I read a wonderful blog post on Fractured Faith – What have you written about today? My comment on the well written and thoughtful post (equally well written and thoughtful as the rest of the blog posts) sparked a lot of thought. Specifically thoughts about why all this gut spilling and what purpose it serves me and those who slouch towards my posts?

Additionally, I sat down to reply thoughtfully to a heartfelt comment on a prior post. The comment’s author emphasized feeling connected to another human being who also happens to be a cancer patient. Since I do strive to bleed on the page without prejudice and with no b.s., a feeling of interconnectedness sparks at the moment when my words meet a like mind or a like person with similar experiences.
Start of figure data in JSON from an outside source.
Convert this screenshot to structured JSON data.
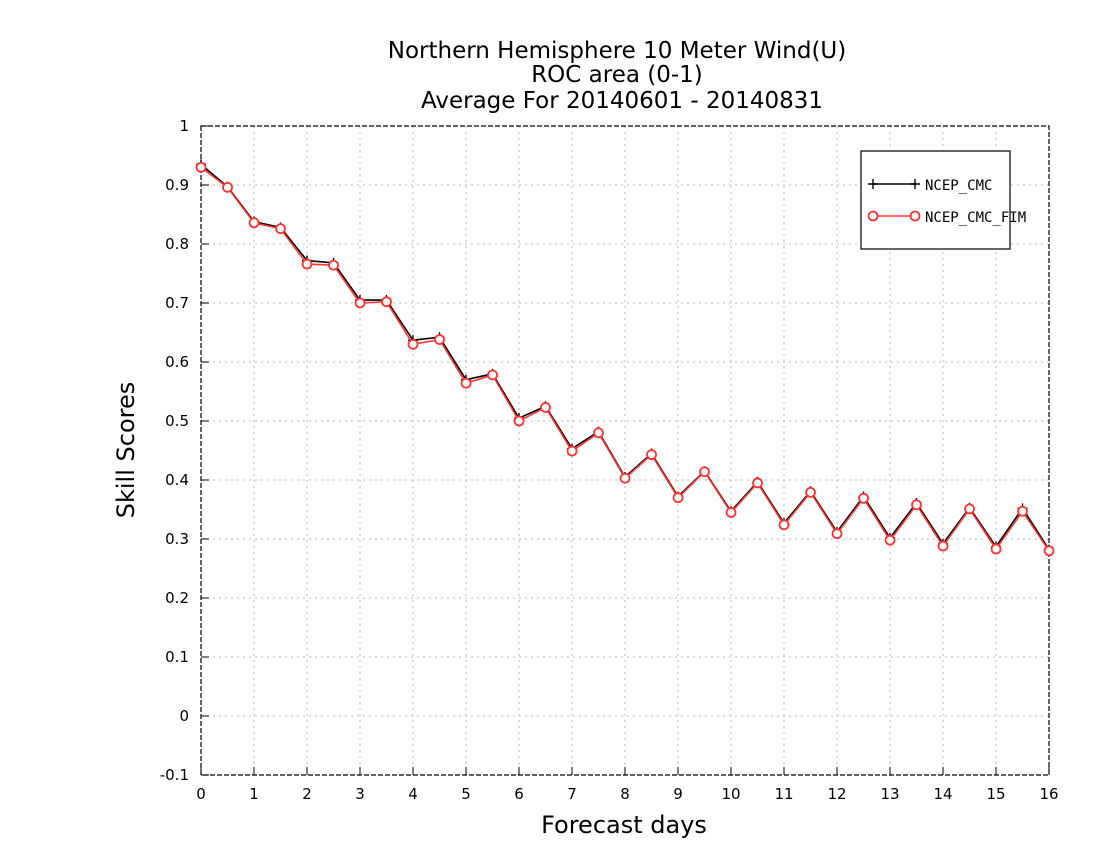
{
  "chart_data": {
    "type": "line",
    "title": [
      "Northern Hemisphere 10 Meter Wind(U)",
      "ROC area (0-1)",
      "Average For 20140601 - 20140831"
    ],
    "xlabel": "Forecast days",
    "ylabel": "Skill Scores",
    "xlim": [
      0,
      16
    ],
    "ylim": [
      -0.1,
      1
    ],
    "xticks": [
      "0",
      "1",
      "2",
      "3",
      "4",
      "5",
      "6",
      "7",
      "8",
      "9",
      "10",
      "11",
      "12",
      "13",
      "14",
      "15",
      "16"
    ],
    "yticks": [
      "-0.1",
      "0",
      "0.1",
      "0.2",
      "0.3",
      "0.4",
      "0.5",
      "0.6",
      "0.7",
      "0.8",
      "0.9",
      "1"
    ],
    "grid": true,
    "legend_position": "top-right",
    "x": [
      0,
      0.5,
      1,
      1.5,
      2,
      2.5,
      3,
      3.5,
      4,
      4.5,
      5,
      5.5,
      6,
      6.5,
      7,
      7.5,
      8,
      8.5,
      9,
      9.5,
      10,
      10.5,
      11,
      11.5,
      12,
      12.5,
      13,
      13.5,
      14,
      14.5,
      15,
      15.5,
      16
    ],
    "series": [
      {
        "name": "NCEP_CMC",
        "color": "#000000",
        "marker": "plus",
        "values": [
          0.935,
          0.897,
          0.838,
          0.828,
          0.772,
          0.768,
          0.705,
          0.705,
          0.637,
          0.642,
          0.57,
          0.58,
          0.505,
          0.525,
          0.453,
          0.482,
          0.405,
          0.445,
          0.372,
          0.415,
          0.347,
          0.397,
          0.327,
          0.381,
          0.312,
          0.372,
          0.302,
          0.361,
          0.292,
          0.353,
          0.287,
          0.352,
          0.282
        ]
      },
      {
        "name": "NCEP_CMC_FIM",
        "color": "#ff3333",
        "marker": "circle",
        "values": [
          0.93,
          0.896,
          0.836,
          0.826,
          0.766,
          0.764,
          0.7,
          0.702,
          0.63,
          0.638,
          0.564,
          0.578,
          0.5,
          0.523,
          0.449,
          0.48,
          0.403,
          0.443,
          0.37,
          0.414,
          0.345,
          0.395,
          0.324,
          0.379,
          0.309,
          0.369,
          0.298,
          0.358,
          0.288,
          0.351,
          0.283,
          0.347,
          0.28
        ]
      }
    ]
  }
}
That’s the point (to me anyway.) A blog can create a bond between minds, no longer strangers to one another. And that’s where the gift of writing comes back to pay dividends. The value of those bonds doubles upon knowing your words met someone during their time of need – or they wouldn’t have sought out someone or something to connect with – and therefore it’s not my right to keep it all to myself.

It’s my privilege to pay forward to others who found me in the vastness of the internet’s expansive universe of people just like you and just like me. And we gravitate towards each other here, don’t we?